The other problem is a curious one: The league has to treat its players better than college football does. College football is having occasional cancellations of games, but only after major outbreaks, and not because anyone is particularly worried about superspreading events. Most games get canceled because teams literally don’t have enough non-Covid-positive players to field a team. (Read this piece from Sports Illustrated’s Ross Dellenger to give you an idea how skewed the mindset on this is.) If seven players on a college football team suddenly test positive, or have been in close contact with someone who has, as long as there’s still enough players on the roster, they’ll still play. (Witness this absurd Georgia Southern roster update minutes before its game started; Georgia Southern still won.)

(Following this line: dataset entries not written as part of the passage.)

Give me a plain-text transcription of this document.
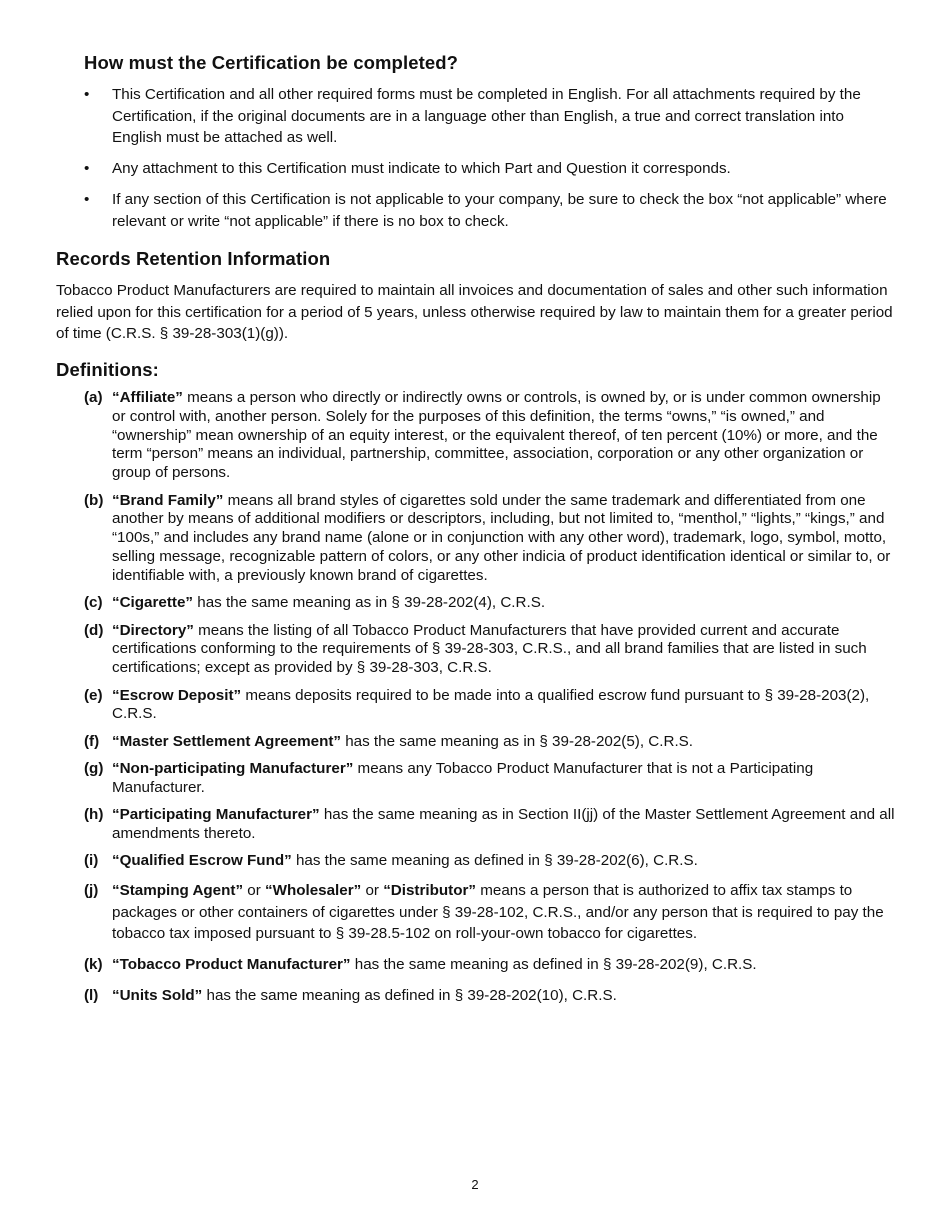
How must the Certification be completed?
• This Certification and all other required forms must be completed in English. For all attachments required by the Certification, if the original documents are in a language other than English, a true and correct translation into English must be attached as well.
• Any attachment to this Certification must indicate to which Part and Question it corresponds.
• If any section of this Certification is not applicable to your company, be sure to check the box “not applicable” where relevant or write “not applicable” if there is no box to check.
Records Retention Information

Tobacco Product Manufacturers are required to maintain all invoices and documentation of sales and other such information relied upon for this certification for a period of 5 years, unless otherwise required by law to maintain them for a greater period of time (C.R.S. § 39-28-303(1)(g)).

Definitions:
(a) “Affiliate” means a person who directly or indirectly owns or controls, is owned by, or is under common ownership or control with, another person. Solely for the purposes of this definition, the terms “owns,” “is owned,” and “ownership” mean ownership of an equity interest, or the equivalent thereof, of ten percent (10%) or more, and the term “person” means an individual, partnership, committee, association, corporation or any other organization or group of persons.
(b) “Brand Family” means all brand styles of cigarettes sold under the same trademark and differentiated from one another by means of additional modifiers or descriptors, including, but not limited to, “menthol,” “lights,” “kings,” and “100s,” and includes any brand name (alone or in conjunction with any other word), trademark, logo, symbol, motto, selling message, recognizable pattern of colors, or any other indicia of product identification identical or similar to, or identifiable with, a previously known brand of cigarettes.
(c) “Cigarette” has the same meaning as in § 39-28-202(4), C.R.S.
(d) “Directory” means the listing of all Tobacco Product Manufacturers that have provided current and accurate certifications conforming to the requirements of § 39-28-303, C.R.S., and all brand families that are listed in such certifications; except as provided by § 39-28-303, C.R.S.
(e) “Escrow Deposit” means deposits required to be made into a qualified escrow fund pursuant to § 39-28-203(2), C.R.S.
(f) “Master Settlement Agreement” has the same meaning as in § 39-28-202(5), C.R.S.
(g) “Non-participating Manufacturer” means any Tobacco Product Manufacturer that is not a Participating Manufacturer.
(h) “Participating Manufacturer” has the same meaning as in Section II(jj) of the Master Settlement Agreement and all amendments thereto.
(i) “Qualified Escrow Fund” has the same meaning as defined in § 39-28-202(6), C.R.S.
(j) “Stamping Agent” or “Wholesaler” or “Distributor” means a person that is authorized to affix tax stamps to packages or other containers of cigarettes under § 39-28-102, C.R.S., and/or any person that is required to pay the tobacco tax imposed pursuant to § 39-28.5-102 on roll-your-own tobacco for cigarettes.
(k) “Tobacco Product Manufacturer” has the same meaning as defined in § 39-28-202(9), C.R.S.
(l) “Units Sold” has the same meaning as defined in § 39-28-202(10), C.R.S.
2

College football can do that, because college football players are unpaid labor with no union; unless they simply refuse to play, they have no real recourse. But NFL players have a union, and a labor agreement that is collectively bargained. If an NFL team has that many positives, the NFL can’t play. Owners cannot just (immorally) power through like universities can. That’s better for the world and better for the health of their players, but means finishing a full schedule will be harder. The NFL simply has a lower threshold for cancellation or postponement than college football does.
These are difficulties for the NFL, sure, but not necessarily fatal ones. The league can frantically reschedule games, and isolate players, and cobble together a season, not dissimilar to the way MLB did. (MLB’s goal was just to make it to the postseason, and as jerry-rigged as its dog’s breakfast of a season turned out to be, the postseason has indeed arrived.)

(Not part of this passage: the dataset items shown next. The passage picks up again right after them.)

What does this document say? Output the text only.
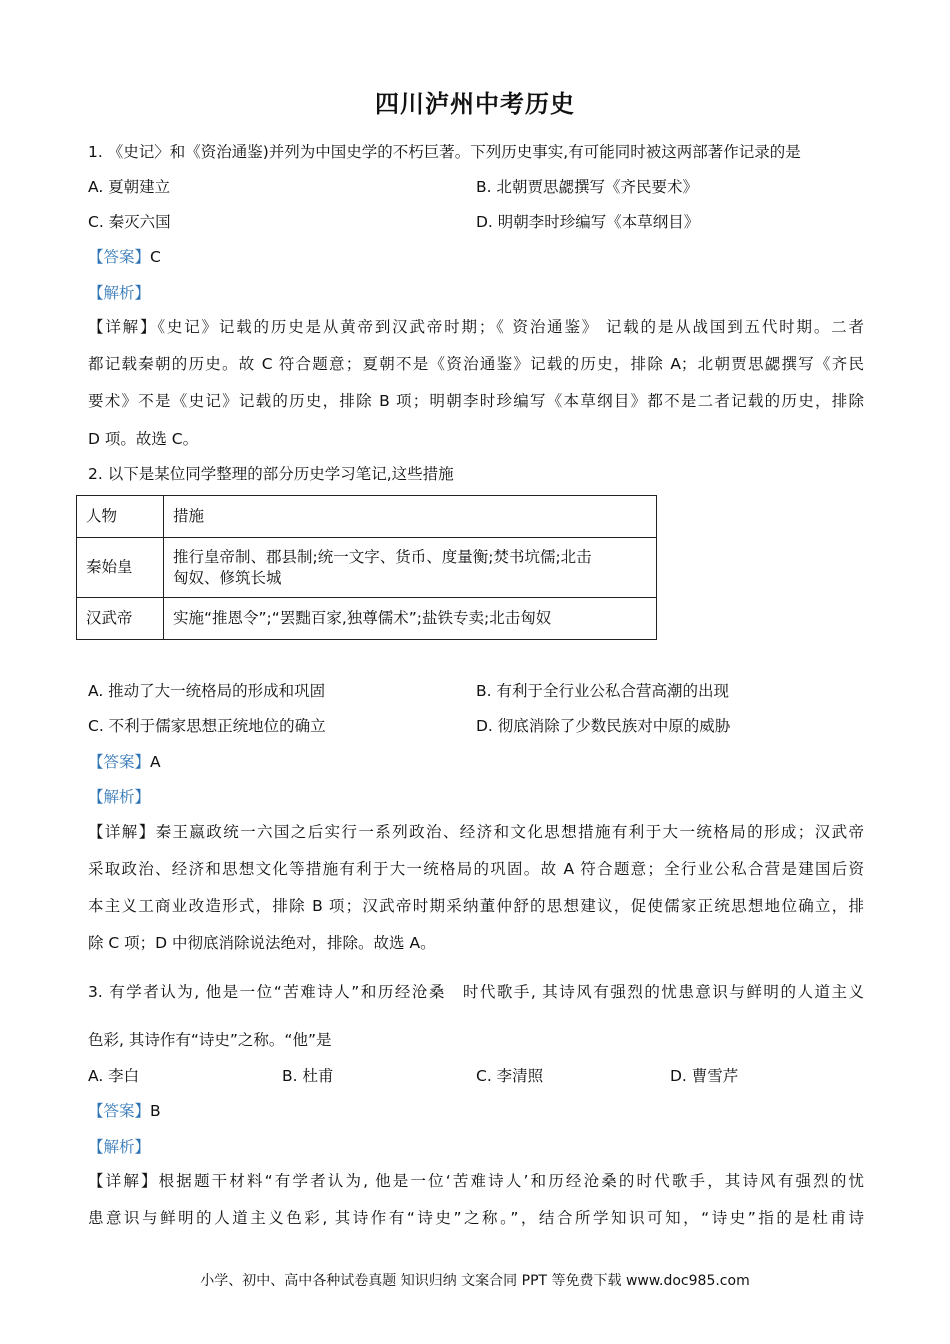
四川泸州中考历史
1. 《史记〉和《资治通鉴)并列为中国史学的不朽巨著。下列历史事实,有可能同时被这两部著作记录的是
A. 夏朝建立	B. 北朝贾思勰撰写《齐民要术》
C. 秦灭六国	D. 明朝李时珍编写《本草纲目》
【答案】C
【解析】
【详解】《史记》记载的历史是从黄帝到汉武帝时期；《 资治通鉴》 记载的是从战国到五代时期。二者
都记载秦朝的历史。故 C 符合题意；夏朝不是《资治通鉴》记载的历史，排除 A；北朝贾思勰撰写《齐民
要术》不是《史记》记载的历史，排除 B 项；明朝李时珍编写《本草纲目》都不是二者记载的历史，排除
D 项。故选 C。
2. 以下是某位同学整理的部分历史学习笔记,这些措施
人物	措施
秦始皇	推行皇帝制、郡县制;统一文字、货币、度量衡;焚书坑儒;北击
匈奴、修筑长城

汉武帝	实施“推恩令”;“罢黜百家,独尊儒术”;盐铁专卖;北击匈奴
A. 推动了大一统格局的形成和巩固	B. 有利于全行业公私合营高潮的出现
C. 不利于儒家思想正统地位的确立	D. 彻底消除了少数民族对中原的威胁
【答案】A
【解析】
【详解】秦王嬴政统一六国之后实行一系列政治、经济和文化思想措施有利于大一统格局的形成；汉武帝
采取政治、经济和思想文化等措施有利于大一统格局的巩固。故 A 符合题意；全行业公私合营是建国后资
本主义工商业改造形式，排除 B 项；汉武帝时期采纳董仲舒的思想建议，促使儒家正统思想地位确立，排
除 C 项；D 中彻底消除说法绝对，排除。故选 A。
3. 有学者认为, 他是一位“苦难诗人”和历经沧桑　时代歌手, 其诗风有强烈的忧患意识与鲜明的人道主义
色彩, 其诗作有“诗史”之称。“他”是
A. 李白	B. 杜甫	C. 李清照	D. 曹雪芹
【答案】B
【解析】
【详解】根据题干材料“有学者认为, 他是一位‘苦难诗人’和历经沧桑的时代歌手，其诗风有强烈的忧
患意识与鲜明的人道主义色彩, 其诗作有“诗史”之称。”，结合所学知识可知，“诗史”指的是杜甫诗
小学、初中、高中各种试卷真题 知识归纳 文案合同 PPT 等免费下载 www.doc985.com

The nightmare scenario, and probably the only thing that would stop the NFL’s season entirely (other than a player death), involves inter-team transmission.
The nightmare scenario, and probably the only thing that would stop the NFL’s season entirely (other than a player death), involves inter-team transmission. The biggest worry for baseball when the Marlins had their outbreak was that players had transferred the virus to the Phillies, the team they were playing when positive tests showed up. It turns out this didn’t happen, so the season continued.
Will the NFL have the same good fortune? There’s reason to be concerned. Baseball, in the wake of the Marlins and Cardinals incidents, tightened up its protocols, particularly when it came to contact among players on opposite teams. The idea is that if you could keep potential cases contained within one team, you could keep it contained in general. That is easier in baseball, a sport where opposing players generally stand somewhere 60 to 90 feet from one another. Football is, of course, not like this at all: Football players are closer together, frankly, than some marriages. An outbreak within one team can be handled. One that’s being passed from one team to another is how a league loses control … and potentially cancels a season, which would in turn have overwhelming financial and cultural ramifications. So far, there has been no team-to-team transfer. But that’s the hard part. That’s what to watch out for.
The NFL tried to dance between the Covid-19 raindrops. For two weeks, it worked. But as the White House can now tell you: You can’t hide from this virus forever. It eventually finds you, especially if you are reckless. It’s how you handle what happens next that matters. The NFL has a tougher challenge than many realize. And the stakes are higher than ever.